The study was carried out in two intervention (Sylhet and Maulvibazar) and one control (Habiganj) areas. The study sample included 900 respondents- 600 women respondents aged 15-49 years and 300 male household heads. The sample was equally divided among the three areas-i.e 300 from each area (consisting of 200 women, 100 male-heads). The women were asked whether they have heard about different methods of family planning. the women in intervention areas were more aware of emergency pill, azolwithdrawal and safe period as compared to control area . Knowledge about timeline of MR is crucial for safe MR. The present study also assessed the knowledge of women based on their awareness on this timeline of MR. It was found that 51% of women had correct knowledge about the timeline of safe MR in control area, while the proportion was considerably higher in intervention areas (79%). The intervention has been successful in improving female respondents’ knowledge about the timeliness of MR, ceteris paribus. However, it appears that the intervention had a significantly stronger positive effect on the MR clients than on the female respondents. Education and age also seem to influence the knowledge of the female, while the male knowledge is associated with health seeking behavior.
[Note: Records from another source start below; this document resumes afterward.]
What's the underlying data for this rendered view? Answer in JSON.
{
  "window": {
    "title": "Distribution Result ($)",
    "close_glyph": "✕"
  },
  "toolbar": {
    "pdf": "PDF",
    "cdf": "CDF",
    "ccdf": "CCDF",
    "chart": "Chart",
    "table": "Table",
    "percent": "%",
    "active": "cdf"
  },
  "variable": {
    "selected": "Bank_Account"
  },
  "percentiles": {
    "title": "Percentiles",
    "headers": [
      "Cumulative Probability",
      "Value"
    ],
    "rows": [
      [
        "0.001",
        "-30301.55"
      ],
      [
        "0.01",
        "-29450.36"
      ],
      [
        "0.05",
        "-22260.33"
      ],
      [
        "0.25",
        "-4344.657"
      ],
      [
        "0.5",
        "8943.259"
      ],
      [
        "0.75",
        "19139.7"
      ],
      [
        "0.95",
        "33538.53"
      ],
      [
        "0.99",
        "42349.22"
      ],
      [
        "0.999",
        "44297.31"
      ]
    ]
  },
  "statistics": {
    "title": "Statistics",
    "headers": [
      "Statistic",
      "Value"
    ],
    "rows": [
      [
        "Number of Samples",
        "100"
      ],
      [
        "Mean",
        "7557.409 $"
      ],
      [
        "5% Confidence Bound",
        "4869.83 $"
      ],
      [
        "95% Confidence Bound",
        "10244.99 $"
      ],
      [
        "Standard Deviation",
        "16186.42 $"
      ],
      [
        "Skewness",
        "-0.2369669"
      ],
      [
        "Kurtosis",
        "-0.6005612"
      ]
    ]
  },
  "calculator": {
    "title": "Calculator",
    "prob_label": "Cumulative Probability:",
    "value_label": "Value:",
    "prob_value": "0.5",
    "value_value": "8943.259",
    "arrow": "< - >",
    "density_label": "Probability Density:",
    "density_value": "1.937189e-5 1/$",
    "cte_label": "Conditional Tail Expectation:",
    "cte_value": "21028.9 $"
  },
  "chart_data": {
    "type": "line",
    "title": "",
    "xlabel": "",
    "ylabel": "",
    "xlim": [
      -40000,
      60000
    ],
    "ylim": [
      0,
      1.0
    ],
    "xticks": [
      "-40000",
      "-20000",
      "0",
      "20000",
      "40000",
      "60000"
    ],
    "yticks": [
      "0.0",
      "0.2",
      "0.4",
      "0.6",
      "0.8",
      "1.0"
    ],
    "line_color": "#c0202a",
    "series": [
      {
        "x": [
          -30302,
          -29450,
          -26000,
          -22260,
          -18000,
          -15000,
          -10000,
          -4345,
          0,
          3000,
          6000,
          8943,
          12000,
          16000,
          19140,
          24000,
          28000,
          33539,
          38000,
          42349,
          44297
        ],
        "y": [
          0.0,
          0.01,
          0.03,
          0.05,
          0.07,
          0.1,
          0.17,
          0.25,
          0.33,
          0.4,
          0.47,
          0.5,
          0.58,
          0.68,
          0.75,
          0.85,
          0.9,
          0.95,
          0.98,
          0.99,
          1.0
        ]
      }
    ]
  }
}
Knowledge on timeliness of the MR procedure and on appropriate service providers was significantly better in the intervention area than in the control area, pointing to a positive contribution of the project.
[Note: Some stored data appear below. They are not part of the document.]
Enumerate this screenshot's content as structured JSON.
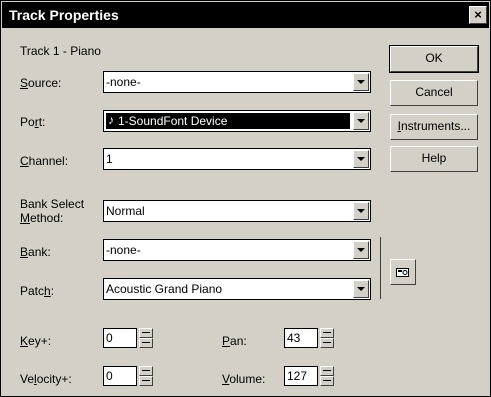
{
  "window": {
    "title": "Track Properties",
    "close_glyph": "×"
  },
  "track_label": "Track 1 - Piano",
  "fields": {
    "source": {
      "label_prefix": "",
      "label_mn": "S",
      "label_rest": "ource:",
      "value": "-none-"
    },
    "port": {
      "label_prefix": "Po",
      "label_mn": "r",
      "label_rest": "t:",
      "value": "1-SoundFont Device",
      "icon": "music-note-icon"
    },
    "channel": {
      "label_prefix": "",
      "label_mn": "C",
      "label_rest": "hannel:",
      "value": "1"
    },
    "bank_select": {
      "label_line1": "Bank Select",
      "label_line2_mn": "M",
      "label_line2_rest": "ethod:",
      "value": "Normal"
    },
    "bank": {
      "label_prefix": "",
      "label_mn": "B",
      "label_rest": "ank:",
      "value": "-none-"
    },
    "patch": {
      "label_prefix": "Patc",
      "label_mn": "h",
      "label_rest": ":",
      "value": "Acoustic Grand Piano"
    }
  },
  "buttons": {
    "ok": "OK",
    "cancel": "Cancel",
    "instruments_mn": "I",
    "instruments_rest": "nstruments...",
    "help": "Help"
  },
  "spinners": {
    "key": {
      "label_mn": "K",
      "label_rest": "ey+:",
      "value": "0"
    },
    "velocity": {
      "label_prefix": "Ve",
      "label_mn": "l",
      "label_rest": "ocity+:",
      "value": "0"
    },
    "pan": {
      "label_mn": "P",
      "label_rest": "an:",
      "value": "43"
    },
    "volume": {
      "label_mn": "V",
      "label_rest": "olume:",
      "value": "127"
    }
  },
  "colors": {
    "face": "#d4d0c8",
    "titlebar": "#000000",
    "selection": "#000000"
  }
}
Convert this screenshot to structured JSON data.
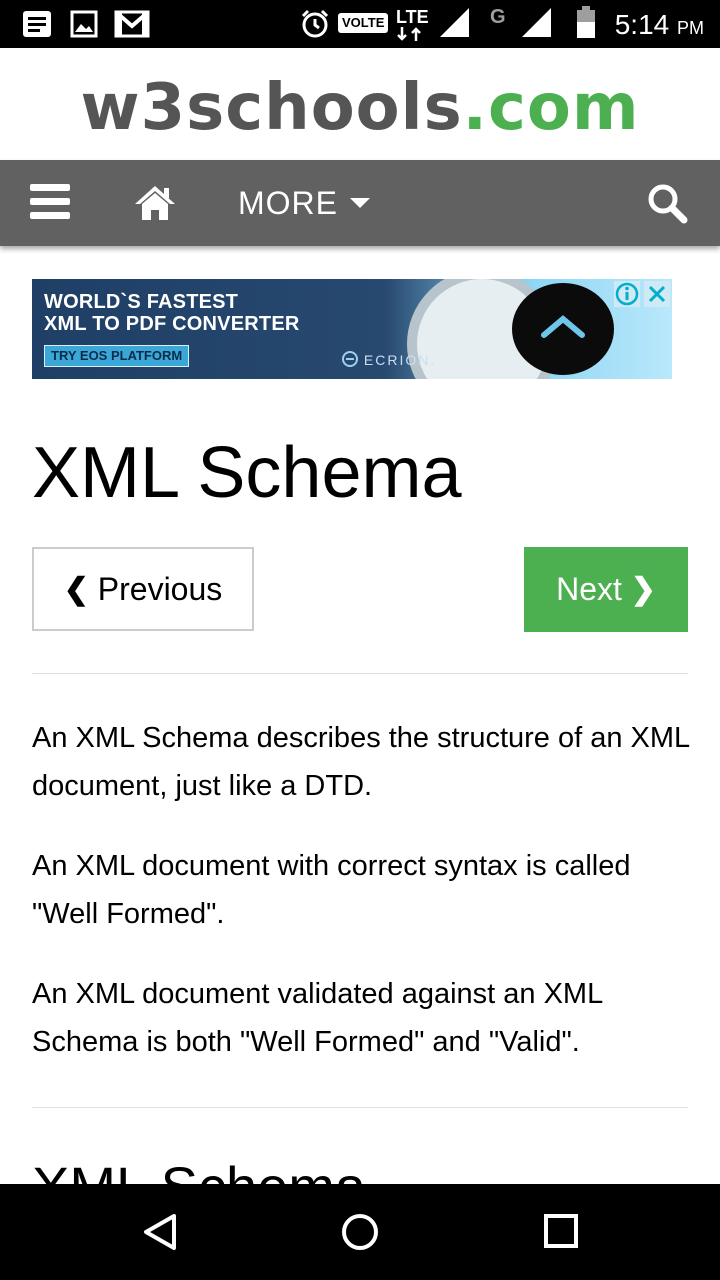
{
  "status_bar": {
    "left_icons": [
      "notification-icon",
      "gallery-icon",
      "gmail-icon"
    ],
    "right_icons": [
      "alarm-icon",
      "signal-icon",
      "signal-icon-2",
      "battery-icon"
    ],
    "volte": "VOLTE",
    "lte": "LTE",
    "network_g": "G",
    "time": "5:14",
    "ampm": "PM"
  },
  "header": {
    "logo_main": "w3schools",
    "logo_tld": ".com",
    "colors": {
      "logo_gray": "#555555",
      "logo_green": "#4CAF50"
    }
  },
  "nav": {
    "menu_icon": "hamburger-icon",
    "home_icon": "home-icon",
    "more_label": "MORE",
    "search_icon": "search-icon",
    "background": "#616161"
  },
  "ad": {
    "line1": "WORLD`S FASTEST",
    "line2": "XML TO PDF CONVERTER",
    "cta": "TRY EOS PLATFORM",
    "brand": "ECRION.",
    "info_icon": "info-icon",
    "close_icon": "close-icon"
  },
  "page": {
    "title": "XML Schema",
    "prev_chevron": "❮",
    "prev_label": "Previous",
    "next_label": "Next",
    "next_chevron": "❯",
    "paragraphs": [
      "An XML Schema describes the structure of an XML document, just like a DTD.",
      "An XML document with correct syntax is called \"Well Formed\".",
      "An XML document validated against an XML Schema is both \"Well Formed\" and \"Valid\"."
    ],
    "next_section_heading": "XML Schema",
    "accent": "#4CAF50"
  },
  "system_nav": {
    "back_icon": "back-icon",
    "home_icon": "home-circle-icon",
    "recents_icon": "recents-icon"
  }
}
The intervention has been successful in improving both the MR clients’ and female respondents’ knowledge about the timeliness of MR, ceteris paribus. However, it appears that the intervention had a significantly stronger positive effect on the MR clients than on the female respondents. Education and age also seem to influence the knowledge of the female, while the male knowledge is associated with health seeking behavior. The findings indicate that both male and female respondents were more aware on MR in intervention areas as compared to control area. Women reported that early marriage and violence had reduced in the intervention area, though this could not be sustained by data from the surveys. Finally, women in the intervention area perceived that they received more respect and were more consulted regarding resolving crucial family situations. Women in the intervention area reported increase in self-worth, confidence and competence that they often translate into redefining social customs and rituals for themselves and their children. Women from poor households and marginalized communities now can have easy access to RH services including access to safe MR. Women also have gained positively in their ability to seek help from skilled provider in case of unwanted pregnancy.